DES NOCES IMPROBABLES

Abdellatif Mansour

ON NE NOURRIT PAS UN FOYER CONJUGAL QUE D’AMOUR ET D’EAU FRAÎCHE.

À quel âge se marie-t-on dans le Maroc d’aujourd’hui? De plus en plus tard, relève une récente enquête de l’institut Family Optimise, spécialisée dans les questions de familles et de vie conjugale.

L’assiette de cette opération a englobé 8 mille sondés dans le monde arabe. Le niveau du mariage tardif a atteint 60% des femmes et des hommes interrogés, où le Maroc est représenté. Lorsqu’on fait la part des choses selon le genre, cette estimation globale est manifestement plus forte chez les femmes que parmi les hommes. Elle a augmenté de 4,6% dans le premier cas, et de 2,6% dans le deuxième. Avec respectivement un âge moyen de mariage de 28 ans et de 27 ans, pour une tranche d’âge de 18 à 24 ans. Ce ne sont là que des moyennes statistiques; la réalité est beaucoup plus parlante. Elles renseignent, tout de même, sur un état de fait d’une grande signification socio-économique et démographique. Dans la culture arabo-musulmane qui est la nôtre, les filles qui ne veulent pas ou qui ne trouvent pas le compagnon de route souhaité semblent avancer plus vite en âge que les garçons. Elles sont rapidement perçues comme vieilles, avant l’âge.

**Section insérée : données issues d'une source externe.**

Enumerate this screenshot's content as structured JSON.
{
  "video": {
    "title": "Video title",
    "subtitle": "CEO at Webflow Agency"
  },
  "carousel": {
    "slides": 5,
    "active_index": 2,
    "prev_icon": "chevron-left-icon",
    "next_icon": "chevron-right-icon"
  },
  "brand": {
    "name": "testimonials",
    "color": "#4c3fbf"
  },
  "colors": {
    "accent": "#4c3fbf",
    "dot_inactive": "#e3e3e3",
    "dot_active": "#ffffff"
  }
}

Un qualificatif psychiquement ravageur, aux relents existentiels, qui peut pourrir tout une vie. La société est intraitable sur le statut biologique d’une féminité reproductrice. Toute autre aspiration à une éventuelle liberté dans le choix d’un mode de vie n’est jamais à l’ordre du jour. Pour preuve, la grande réticence à la légalisation de l’avortement volontaire; malgré toutes les précautions et les conditions dissuasives. Les jeunes premiers de leur génération ont le beau rôle. Quant aux célibataire endurcis, ils se plaisent à être la cible de plus ou moins jeunes filles à la recherche désespérée d’une béquille masculine.

On ne nourrit pas un foyer conjugal que d’amour et d’eau fraîche. Ce serait d’une beauté bohémienne qui conduit droit à la séparation. Un aspect que l’étude en question traduit par le pourcentage de divorce après un premier mariage. Un registre où le Maroc et les Émirates arabes unis tiennent le haut du pavé avec un taux de 40%. Tout ceci pour en arriver à une vérité première. Le facteur essentiel du mariage tardif n’est rien d’autre que le chômage. Le lien de cause à effet est tout simple; pas de revenu, pas de salaire, pas de mariage. Il n’y a d’autre choix que de retarder l’échéance des épousailles, en attendant des lendemains meilleurs.

Dans cette attente imposée, la baisse tendancielle de la procréation n’attend pas. Elle creuse un déficit démographique qui ne sera visible qu’une vingtaine d’années plus tard; en l’absence de ceux qui devaient naître vingt ans plus tôt. C’est là toute la recette d’un vieillissement annoncé de la population. Ce qui est précisément le cas du Maroc où les jeunes sont officiellement considérés comme la richesse essentielle de la nation. Sauf que ces jeunes se retrouvent souvent au ban de la société, sans même cette pulsion instinctive de contribution à la pérennité de l’espèce.